AdaCache Accelerates Video Generation

AdaCache is a technology proposed by Meta in 2024 to accelerate AI video generation. Its core is the adaptive cache mechanism. The related paper results are "Adaptive Caching for Faster Video Generation with Diffusion Transformers". It optimizes the allocation of computing resources, dynamically adjusts the amount of computing according to the complexity of different video content, and reduces unnecessary computing overhead. AdaCache introduces a motion regularization strategy, using the motion information in the video to further optimize cache decisions. Experiments show that AdaCache significantly improves the generation speed while maintaining video quality, and has significant effects in a multi-GPU environment. It has important application value and development prospects in the field of video generation.
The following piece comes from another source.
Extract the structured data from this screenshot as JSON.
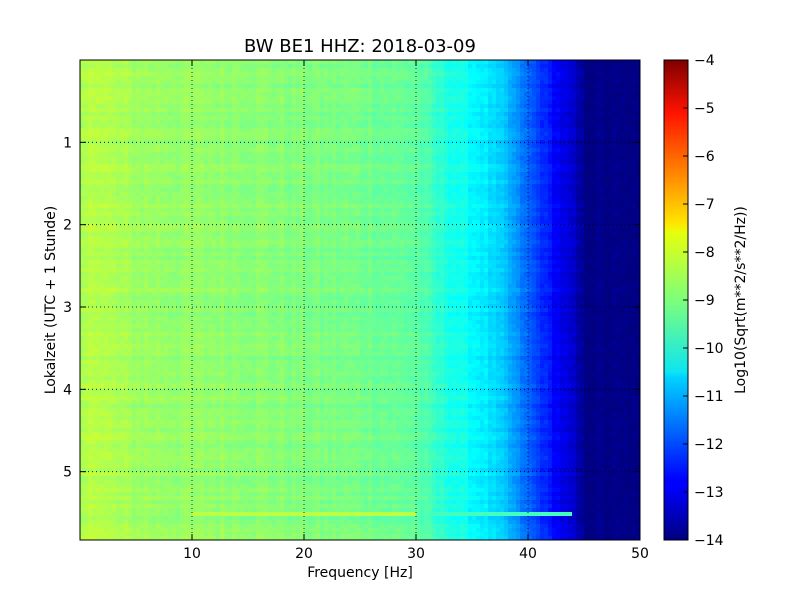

Specifically, the AdaCache approach requires no training and can be seamlessly integrated into the baseline video diffusion transformer as a plug-and-play component at the inference stage. The core idea of the scheme is to cache the residual calculations (such as attention or multi-layer perceptron outputs) within the transformer module at a specific diffusion step, and reuse these cached results in several subsequent steps based on the generated video. The research team achieved this by formulating a caching plan, that is, whenever a residual calculation is performed, it is decided when to recalculate it next. This decision is guided by a distance metric that measures the rate of change between the previously stored representation and the current representation. If the distance is large, it will not be cached for a long time (i.e., several steps) to avoid reusing incompatible representations.

The researchers further introduced Motion Regularization (MoReg) to distribute computational tasks according to the motion content in the video being generated. This was inspired by the observation that high-dynamic sequences require more diffusion steps to achieve reasonable quality.

Overall, this pipeline is applied on multiple video diffusion transformer baselines and shows faster inference speed without sacrificing generation quality.